La reconnaissance du vrai comme tel, cela s’appelle le respect. Le vrai n’existe donc comme tel que dans le respect qu’il suscite – lequel est son effet. L’essence de l’œuvre est par conséquent de devoir susciter ce sentiment chez ceux qui la rencontrent. C’est cette nécessité que je voudrais examiner aujourd’hui en parlant de la responsabilité du spectateur ou du lecteur.
Quand je dis que le respect est une nécessité, il va de soi que ce n’est pas une nécessité de fait, dès lors qu’il a le vrai (par opposition au réel dont il ne diffère en rien) comme objet. D’un autre côté, c’en est pourtant une : il y a des gens ou des choses qui imposent le respect. Voilà le point crucial, à mon avis : cette imposition – dont on va comprendre tout de suite en quoi elle doit s’entendre comme responsabilité, précisément parce qu’on peut se soustraire au respect qui s’impose.
Toute personne doit, en tant que telle, être respectée.
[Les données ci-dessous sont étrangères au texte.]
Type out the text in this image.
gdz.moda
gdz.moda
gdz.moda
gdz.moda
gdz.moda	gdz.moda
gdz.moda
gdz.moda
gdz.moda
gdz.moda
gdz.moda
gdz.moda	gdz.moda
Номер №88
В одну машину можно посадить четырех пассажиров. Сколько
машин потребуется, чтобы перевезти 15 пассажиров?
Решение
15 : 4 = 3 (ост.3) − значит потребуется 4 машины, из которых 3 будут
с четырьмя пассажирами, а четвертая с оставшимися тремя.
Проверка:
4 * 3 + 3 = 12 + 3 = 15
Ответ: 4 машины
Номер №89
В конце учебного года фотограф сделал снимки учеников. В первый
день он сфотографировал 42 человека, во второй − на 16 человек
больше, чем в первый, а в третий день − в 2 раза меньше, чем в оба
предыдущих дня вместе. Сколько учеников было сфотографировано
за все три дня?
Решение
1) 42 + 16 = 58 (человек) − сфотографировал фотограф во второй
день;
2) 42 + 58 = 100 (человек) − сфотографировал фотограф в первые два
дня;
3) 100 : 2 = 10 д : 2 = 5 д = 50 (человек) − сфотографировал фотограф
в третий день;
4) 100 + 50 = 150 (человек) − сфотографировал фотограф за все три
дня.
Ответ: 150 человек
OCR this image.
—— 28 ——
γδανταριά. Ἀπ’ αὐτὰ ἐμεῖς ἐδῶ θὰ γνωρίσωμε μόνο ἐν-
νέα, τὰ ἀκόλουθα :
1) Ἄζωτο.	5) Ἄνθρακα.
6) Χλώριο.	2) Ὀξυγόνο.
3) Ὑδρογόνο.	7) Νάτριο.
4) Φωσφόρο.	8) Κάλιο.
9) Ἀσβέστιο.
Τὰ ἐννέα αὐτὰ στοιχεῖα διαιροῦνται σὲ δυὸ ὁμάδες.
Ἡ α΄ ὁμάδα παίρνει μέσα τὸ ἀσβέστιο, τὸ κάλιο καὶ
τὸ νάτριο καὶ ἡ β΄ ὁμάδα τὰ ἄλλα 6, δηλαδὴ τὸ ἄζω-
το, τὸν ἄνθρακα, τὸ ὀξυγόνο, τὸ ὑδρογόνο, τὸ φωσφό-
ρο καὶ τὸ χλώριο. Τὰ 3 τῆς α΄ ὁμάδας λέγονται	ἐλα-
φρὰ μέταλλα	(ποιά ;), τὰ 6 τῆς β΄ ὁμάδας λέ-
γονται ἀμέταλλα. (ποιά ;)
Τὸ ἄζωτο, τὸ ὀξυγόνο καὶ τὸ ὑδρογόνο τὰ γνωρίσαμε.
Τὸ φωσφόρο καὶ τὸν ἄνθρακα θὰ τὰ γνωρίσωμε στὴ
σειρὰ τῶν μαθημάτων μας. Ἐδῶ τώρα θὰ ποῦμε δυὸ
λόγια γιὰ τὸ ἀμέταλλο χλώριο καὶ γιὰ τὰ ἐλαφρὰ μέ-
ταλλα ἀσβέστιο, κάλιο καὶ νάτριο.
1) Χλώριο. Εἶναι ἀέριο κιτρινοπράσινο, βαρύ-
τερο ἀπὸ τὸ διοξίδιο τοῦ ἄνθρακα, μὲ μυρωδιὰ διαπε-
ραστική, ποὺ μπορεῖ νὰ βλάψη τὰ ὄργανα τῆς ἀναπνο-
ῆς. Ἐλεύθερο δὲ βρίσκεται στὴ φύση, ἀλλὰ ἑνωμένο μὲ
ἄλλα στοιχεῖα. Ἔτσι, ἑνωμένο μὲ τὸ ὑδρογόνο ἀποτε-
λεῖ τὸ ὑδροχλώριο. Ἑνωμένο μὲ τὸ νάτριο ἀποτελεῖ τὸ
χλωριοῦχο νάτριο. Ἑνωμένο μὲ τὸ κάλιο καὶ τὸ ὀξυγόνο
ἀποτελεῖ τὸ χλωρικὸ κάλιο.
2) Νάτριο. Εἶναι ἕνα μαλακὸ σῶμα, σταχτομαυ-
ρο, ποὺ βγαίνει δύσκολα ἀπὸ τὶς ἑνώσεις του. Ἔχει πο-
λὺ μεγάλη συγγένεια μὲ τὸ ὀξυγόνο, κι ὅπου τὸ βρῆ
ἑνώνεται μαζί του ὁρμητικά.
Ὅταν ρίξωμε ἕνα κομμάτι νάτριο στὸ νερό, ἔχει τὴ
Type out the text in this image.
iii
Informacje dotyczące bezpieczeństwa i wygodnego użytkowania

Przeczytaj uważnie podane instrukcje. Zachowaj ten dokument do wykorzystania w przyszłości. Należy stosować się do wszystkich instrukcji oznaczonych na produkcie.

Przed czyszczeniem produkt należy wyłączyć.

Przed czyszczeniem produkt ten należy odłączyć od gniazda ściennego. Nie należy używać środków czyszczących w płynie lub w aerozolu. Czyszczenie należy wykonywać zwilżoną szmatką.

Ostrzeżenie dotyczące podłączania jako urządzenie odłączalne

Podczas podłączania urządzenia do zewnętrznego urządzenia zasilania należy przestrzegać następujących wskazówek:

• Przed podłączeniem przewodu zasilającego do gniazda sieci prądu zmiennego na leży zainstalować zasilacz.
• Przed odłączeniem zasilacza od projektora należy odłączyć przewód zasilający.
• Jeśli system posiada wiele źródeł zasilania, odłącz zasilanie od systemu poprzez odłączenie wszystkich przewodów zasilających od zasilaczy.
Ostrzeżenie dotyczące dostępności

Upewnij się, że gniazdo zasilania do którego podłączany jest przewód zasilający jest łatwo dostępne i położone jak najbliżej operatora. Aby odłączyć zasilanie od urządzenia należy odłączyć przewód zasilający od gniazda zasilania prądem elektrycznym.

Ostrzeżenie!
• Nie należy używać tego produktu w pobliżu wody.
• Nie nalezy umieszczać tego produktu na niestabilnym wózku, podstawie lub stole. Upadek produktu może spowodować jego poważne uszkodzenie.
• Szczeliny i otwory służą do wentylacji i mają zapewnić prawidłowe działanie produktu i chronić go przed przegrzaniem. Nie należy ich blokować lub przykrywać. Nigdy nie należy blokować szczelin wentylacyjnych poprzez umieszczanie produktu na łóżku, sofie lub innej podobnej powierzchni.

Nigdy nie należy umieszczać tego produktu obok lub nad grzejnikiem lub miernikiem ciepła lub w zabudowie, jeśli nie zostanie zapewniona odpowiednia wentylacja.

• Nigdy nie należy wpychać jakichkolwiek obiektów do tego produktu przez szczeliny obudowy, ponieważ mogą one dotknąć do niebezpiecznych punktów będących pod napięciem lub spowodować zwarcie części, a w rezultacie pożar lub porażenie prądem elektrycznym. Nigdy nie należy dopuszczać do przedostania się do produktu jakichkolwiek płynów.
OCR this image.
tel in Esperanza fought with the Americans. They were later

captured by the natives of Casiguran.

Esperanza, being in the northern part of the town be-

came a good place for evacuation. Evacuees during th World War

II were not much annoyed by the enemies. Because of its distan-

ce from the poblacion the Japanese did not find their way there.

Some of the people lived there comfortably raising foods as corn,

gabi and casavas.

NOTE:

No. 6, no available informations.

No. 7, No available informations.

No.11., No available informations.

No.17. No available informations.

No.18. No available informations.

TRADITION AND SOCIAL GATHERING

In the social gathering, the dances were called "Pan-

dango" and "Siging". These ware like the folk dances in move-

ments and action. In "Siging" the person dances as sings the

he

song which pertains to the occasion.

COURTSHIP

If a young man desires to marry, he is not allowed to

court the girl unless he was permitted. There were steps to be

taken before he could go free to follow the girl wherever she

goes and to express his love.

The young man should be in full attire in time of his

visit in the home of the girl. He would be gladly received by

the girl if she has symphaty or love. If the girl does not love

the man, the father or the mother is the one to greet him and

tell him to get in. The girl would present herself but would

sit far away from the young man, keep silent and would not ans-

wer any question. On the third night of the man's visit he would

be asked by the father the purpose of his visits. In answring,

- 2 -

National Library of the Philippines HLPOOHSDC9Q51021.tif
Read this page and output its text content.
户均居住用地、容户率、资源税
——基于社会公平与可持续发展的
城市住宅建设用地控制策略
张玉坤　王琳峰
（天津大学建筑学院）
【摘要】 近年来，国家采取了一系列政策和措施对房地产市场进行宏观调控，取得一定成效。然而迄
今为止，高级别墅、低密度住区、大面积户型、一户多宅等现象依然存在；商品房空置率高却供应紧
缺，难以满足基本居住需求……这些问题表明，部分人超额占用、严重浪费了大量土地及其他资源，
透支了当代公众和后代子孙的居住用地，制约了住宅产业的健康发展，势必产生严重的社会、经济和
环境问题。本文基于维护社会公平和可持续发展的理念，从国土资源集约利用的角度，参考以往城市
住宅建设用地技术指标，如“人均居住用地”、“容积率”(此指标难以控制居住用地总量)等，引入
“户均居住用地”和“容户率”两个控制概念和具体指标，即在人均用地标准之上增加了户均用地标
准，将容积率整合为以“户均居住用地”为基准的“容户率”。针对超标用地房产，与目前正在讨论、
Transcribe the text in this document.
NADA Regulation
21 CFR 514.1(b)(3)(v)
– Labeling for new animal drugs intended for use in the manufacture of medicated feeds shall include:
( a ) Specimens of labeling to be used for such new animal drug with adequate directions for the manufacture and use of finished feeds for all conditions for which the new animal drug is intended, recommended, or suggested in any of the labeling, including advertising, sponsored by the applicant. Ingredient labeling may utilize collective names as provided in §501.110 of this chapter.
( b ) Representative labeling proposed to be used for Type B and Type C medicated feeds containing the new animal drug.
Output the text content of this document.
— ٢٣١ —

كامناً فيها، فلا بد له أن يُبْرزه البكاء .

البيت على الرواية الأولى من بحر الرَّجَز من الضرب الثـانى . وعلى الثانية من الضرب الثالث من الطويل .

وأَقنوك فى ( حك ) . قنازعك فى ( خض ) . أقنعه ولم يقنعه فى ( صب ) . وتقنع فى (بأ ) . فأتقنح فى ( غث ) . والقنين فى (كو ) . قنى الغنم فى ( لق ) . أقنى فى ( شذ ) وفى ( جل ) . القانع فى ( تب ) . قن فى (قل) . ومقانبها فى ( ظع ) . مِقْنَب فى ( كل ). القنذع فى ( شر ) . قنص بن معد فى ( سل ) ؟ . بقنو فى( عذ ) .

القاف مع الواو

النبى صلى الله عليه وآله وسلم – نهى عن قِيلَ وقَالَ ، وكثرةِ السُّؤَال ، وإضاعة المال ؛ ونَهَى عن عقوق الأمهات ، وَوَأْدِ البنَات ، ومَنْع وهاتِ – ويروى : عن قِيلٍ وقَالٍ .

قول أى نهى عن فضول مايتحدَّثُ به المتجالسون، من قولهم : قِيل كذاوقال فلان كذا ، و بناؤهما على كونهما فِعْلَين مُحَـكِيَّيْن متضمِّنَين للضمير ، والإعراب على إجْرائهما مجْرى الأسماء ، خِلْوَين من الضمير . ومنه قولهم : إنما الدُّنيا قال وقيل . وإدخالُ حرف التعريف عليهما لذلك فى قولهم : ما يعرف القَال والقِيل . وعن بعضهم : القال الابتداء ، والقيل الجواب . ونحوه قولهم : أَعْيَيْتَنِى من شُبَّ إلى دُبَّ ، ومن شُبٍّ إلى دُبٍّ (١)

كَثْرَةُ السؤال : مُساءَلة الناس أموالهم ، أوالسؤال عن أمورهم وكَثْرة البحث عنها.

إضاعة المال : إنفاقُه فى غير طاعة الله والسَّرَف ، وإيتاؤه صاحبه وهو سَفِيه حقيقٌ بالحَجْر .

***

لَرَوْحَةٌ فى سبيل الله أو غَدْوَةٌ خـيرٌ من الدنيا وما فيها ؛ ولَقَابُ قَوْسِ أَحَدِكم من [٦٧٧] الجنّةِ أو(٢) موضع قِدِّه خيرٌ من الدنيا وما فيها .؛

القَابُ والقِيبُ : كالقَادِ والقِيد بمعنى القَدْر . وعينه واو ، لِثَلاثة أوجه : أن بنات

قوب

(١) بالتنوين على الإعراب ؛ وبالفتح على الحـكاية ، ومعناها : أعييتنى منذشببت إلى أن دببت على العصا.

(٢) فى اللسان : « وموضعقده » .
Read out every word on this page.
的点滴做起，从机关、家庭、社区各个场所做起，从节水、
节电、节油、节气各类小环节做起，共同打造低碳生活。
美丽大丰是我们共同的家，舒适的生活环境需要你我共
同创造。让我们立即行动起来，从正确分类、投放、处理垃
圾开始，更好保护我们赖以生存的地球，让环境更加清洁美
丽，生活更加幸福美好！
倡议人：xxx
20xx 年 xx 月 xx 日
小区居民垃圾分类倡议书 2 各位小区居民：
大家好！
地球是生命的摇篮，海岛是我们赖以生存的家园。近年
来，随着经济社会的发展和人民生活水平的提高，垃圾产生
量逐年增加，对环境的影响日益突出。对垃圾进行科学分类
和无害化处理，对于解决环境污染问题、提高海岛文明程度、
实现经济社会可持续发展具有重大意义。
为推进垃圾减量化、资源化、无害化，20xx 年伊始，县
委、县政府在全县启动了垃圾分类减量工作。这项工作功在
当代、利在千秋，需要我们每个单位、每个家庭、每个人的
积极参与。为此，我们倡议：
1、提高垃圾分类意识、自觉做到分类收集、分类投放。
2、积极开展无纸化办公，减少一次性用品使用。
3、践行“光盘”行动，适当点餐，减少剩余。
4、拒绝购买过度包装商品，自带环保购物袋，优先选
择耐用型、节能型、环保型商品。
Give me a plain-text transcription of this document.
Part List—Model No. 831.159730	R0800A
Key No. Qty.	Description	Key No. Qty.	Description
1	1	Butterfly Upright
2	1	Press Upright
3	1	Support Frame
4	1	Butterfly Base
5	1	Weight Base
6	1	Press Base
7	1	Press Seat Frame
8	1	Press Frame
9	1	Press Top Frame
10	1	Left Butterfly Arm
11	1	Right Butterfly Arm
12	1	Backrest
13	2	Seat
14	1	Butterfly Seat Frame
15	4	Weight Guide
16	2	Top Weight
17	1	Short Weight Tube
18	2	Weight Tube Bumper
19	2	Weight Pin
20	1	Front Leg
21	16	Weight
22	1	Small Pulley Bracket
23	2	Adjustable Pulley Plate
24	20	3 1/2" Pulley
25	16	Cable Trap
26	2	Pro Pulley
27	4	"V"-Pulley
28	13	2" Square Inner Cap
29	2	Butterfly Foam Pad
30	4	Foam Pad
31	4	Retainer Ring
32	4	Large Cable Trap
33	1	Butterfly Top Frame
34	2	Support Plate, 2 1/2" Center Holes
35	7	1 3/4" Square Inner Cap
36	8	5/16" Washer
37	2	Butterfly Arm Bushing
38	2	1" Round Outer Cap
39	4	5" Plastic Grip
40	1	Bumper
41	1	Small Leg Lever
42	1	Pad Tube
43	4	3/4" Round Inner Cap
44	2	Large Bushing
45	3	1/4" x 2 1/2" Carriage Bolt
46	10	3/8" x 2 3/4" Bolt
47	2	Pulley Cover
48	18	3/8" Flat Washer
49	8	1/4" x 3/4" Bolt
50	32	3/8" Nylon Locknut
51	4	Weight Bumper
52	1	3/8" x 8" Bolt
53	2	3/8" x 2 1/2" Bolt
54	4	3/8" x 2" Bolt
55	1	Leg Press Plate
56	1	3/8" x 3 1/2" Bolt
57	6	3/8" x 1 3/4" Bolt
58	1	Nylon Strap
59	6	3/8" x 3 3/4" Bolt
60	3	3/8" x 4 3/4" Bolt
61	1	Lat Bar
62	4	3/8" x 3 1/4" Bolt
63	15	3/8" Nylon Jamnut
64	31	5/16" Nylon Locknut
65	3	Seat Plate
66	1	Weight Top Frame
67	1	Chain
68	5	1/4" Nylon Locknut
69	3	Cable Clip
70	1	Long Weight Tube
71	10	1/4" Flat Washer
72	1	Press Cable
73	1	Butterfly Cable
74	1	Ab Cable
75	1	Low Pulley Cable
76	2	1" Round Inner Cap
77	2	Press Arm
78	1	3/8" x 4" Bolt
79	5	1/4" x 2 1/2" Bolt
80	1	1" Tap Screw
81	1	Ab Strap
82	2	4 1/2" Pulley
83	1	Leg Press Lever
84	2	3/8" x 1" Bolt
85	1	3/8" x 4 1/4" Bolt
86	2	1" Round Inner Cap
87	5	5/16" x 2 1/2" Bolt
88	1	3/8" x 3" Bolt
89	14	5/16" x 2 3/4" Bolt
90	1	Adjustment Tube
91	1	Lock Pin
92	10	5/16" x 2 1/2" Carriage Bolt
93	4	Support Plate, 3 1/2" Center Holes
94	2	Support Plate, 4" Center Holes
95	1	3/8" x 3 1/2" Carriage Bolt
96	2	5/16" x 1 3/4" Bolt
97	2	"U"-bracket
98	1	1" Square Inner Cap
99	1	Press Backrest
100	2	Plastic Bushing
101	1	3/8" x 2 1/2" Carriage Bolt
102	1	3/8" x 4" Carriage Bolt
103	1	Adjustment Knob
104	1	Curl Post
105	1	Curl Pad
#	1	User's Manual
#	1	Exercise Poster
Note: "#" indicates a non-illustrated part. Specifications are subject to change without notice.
Quand je dis cela, je dis que la » personnalité » (le fait qu’une personne soit une personne) impose le respect, quand bien même le sujet moral que l’on considère à cette occasion imposerait le mépris. Mais la » personnalité « , si elle s’impose comme objet du respect, ne contraint pas au respect : il y a des assassins, il y a des partisans de la peine de mort, bref des gens qui considèrent que la » personnalité » ne compte pas, qu’il faut en rester à ce qui importe (par exemple au fait que tel criminel pervers soit un incontestable danger social).
Il faut donc distinguer l’imposition de la contrainte. Or de quelle nature est cette distinction, sinon ici de nature éthique ? Car enfin être un assassin ou un partisan de la peine de mort, c’est bien avoir originellement décidé que ce qui impose le respect (c’est pour ainsi dire par définition que la » personnalité » le fait) ne le ferait pas vraiment. Or cette décision concerne non pas ce qui impose le respect (la » personnalité » n’est nullement affectée par le fait qu’il y ait des assassins) mais le sujet qui éprouvera ou qui n’éprouvera pas ce sentiment (être un assassin, par exemple). Il y a des gens qui ne respectent pas ce qui a pourtant comme nature d’imposer le respect. C’est leur affaire – pas celle de ce qui continue de devoir être respecté : c’est l’affaire de leur dignité, ou celle de leur indignité. Si donc nous respectons ce qui a pour nature d’imposer le respect, par exemple la » personnalité « , c’est donc en réalité d’un certain rapport à nous-mêmes qu’il s’agit.
D’un autre côté, comme l’imposition du respect n’est pas la contrainte au respect, il est bien certain que qu’on ne pourra plus distinguer cette imposition de sa simple idée, si aucune marque de respect n’est concrètement donnée.
Voilà donc le paradoxe de la responsabilité : d’une part elle concerne ce qui n’a nul besoin qu’on s’y attache ou qu’on s’y voue, mais d’autre part elle maintient l’irréductibilité de son objet à la représentation qu’on s’en fait réflexivement. Car on n’est jamais responsable que de ce qui compte et ce qui compte (contrairement à ce qui importe) ne saurait équivaloir réflexivement à sa propre représentation. Dans une société esclavagiste, par exemple, la dignité humaine n’est qu’une idée ; mais celui qui reconnaîtrait cette dignité en ferait par là même une réalité que peut-être il n’aura pas la force ou le courage de défendre, mais une réalité tout de même.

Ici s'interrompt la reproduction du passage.